At the end of my tour, a lab assistant brought out two bottles of live leishmania parasites for me to look at under the microscope. They were living in a cloudy, reddish-orange nutrient broth. I peered into one of the bottles with a binocular microscope. As I focused the eyepieces, the parasites sprang into view, thousands of them in ceaseless motion, bumping into each other and going this way and that. They had elongated, pointy-headed bodies and whiplike flagellae, which are on the front of the cell and draw it forward instead of pushing it along from behind. For a while I watched the wriggling little buggers go about their business, thinking of the havoc they had wreaked on us.

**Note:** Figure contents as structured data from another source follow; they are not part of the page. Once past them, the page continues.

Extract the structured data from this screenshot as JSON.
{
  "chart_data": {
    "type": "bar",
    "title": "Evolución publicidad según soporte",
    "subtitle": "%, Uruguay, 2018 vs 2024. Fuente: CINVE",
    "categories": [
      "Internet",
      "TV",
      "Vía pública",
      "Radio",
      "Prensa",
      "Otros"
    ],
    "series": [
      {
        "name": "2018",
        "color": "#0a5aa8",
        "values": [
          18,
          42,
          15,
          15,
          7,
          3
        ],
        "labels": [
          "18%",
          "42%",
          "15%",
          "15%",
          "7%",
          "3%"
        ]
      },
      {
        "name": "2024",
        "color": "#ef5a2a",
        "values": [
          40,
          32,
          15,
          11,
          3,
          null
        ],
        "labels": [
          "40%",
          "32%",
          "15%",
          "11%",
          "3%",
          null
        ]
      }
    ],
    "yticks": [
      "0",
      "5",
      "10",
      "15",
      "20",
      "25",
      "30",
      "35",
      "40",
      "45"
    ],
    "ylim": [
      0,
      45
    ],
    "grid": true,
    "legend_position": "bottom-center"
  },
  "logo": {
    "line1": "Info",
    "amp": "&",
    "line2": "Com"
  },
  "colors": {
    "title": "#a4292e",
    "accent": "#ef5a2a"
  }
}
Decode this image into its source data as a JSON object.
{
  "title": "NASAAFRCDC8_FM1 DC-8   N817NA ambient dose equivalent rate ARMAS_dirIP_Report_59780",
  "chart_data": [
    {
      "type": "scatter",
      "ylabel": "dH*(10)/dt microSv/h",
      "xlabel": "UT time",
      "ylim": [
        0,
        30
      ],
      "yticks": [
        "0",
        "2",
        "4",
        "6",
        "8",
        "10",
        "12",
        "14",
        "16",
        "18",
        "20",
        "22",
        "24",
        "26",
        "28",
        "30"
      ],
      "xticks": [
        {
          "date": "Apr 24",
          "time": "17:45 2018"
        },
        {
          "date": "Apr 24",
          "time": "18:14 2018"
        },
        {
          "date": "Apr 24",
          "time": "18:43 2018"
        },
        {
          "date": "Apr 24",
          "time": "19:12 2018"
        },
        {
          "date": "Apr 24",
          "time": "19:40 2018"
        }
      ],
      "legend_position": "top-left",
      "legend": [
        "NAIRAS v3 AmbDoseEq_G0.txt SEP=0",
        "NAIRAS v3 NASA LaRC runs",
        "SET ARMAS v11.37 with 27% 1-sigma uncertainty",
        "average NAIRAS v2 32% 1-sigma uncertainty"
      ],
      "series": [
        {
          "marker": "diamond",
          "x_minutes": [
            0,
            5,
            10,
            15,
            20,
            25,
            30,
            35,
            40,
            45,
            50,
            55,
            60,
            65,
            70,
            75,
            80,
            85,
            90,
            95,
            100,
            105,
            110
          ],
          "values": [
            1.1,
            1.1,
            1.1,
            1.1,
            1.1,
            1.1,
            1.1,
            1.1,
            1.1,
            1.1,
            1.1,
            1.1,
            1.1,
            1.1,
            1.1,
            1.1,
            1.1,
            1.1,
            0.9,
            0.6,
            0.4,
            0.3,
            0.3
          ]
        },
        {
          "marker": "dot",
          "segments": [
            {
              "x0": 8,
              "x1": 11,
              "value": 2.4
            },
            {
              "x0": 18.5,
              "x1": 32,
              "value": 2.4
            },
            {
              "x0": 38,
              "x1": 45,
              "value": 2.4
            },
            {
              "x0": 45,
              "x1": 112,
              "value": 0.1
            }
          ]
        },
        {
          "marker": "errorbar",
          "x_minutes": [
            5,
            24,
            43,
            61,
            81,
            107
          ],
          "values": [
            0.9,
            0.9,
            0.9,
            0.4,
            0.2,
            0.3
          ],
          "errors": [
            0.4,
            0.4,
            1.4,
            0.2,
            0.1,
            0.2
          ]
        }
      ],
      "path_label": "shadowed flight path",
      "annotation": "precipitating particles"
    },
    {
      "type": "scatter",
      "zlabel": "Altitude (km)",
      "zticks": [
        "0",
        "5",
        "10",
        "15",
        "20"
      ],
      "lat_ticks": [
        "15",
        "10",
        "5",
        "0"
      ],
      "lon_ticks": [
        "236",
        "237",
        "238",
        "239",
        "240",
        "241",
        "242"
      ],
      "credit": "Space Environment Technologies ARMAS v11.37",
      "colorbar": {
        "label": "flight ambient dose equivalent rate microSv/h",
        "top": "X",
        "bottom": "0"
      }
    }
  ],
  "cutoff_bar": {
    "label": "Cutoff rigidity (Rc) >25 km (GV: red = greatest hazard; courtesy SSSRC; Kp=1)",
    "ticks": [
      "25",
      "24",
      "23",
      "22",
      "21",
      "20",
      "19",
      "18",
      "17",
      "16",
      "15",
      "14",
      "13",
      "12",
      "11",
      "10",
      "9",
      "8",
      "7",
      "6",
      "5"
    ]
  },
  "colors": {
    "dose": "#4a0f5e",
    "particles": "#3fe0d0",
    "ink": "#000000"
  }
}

The lab’s chief is Dr. David Sacks, a lean, handsome, plain-talking scientist who occupies a cluttered office in the basement. “These flies are just desperate for blood,” he told me. “They’re seeking any source and you folks just happened to be in the right place at the right time.”
Why, I asked, didn’t we all get sick? Why only half of us?
“I think all of you were bitten and infected,” he said. “I wouldn’t be surprised if a hundred percent of you were exposed, given the frequency of bites you seem to have had. So it’s actually more interesting why some of you didn’t develop lesions.”
He explained that one of medicine’s greatest mysteries is why some people get sick and others do not, given the same exposure. Environment and nutrition play a role in infection, but genetics are paramount. This is the very question at the heart of why so many New World people died of Old World disease. What was the actual genetic machinery that made some more susceptible than others?
With gene sequencing, Sacks said, we finally have the tools to figure out why some people are more vulnerable than others. Scientists are sequencing people’s entire genomes and comparing them, one against the other, to see what genetic differences pop out between those who, exposed to an infection, got sick and those who didn’t. We finally have the tools to understand the biology behind the great die-off and how such pandemics might be prevented in the future, but the research is still in its infancy.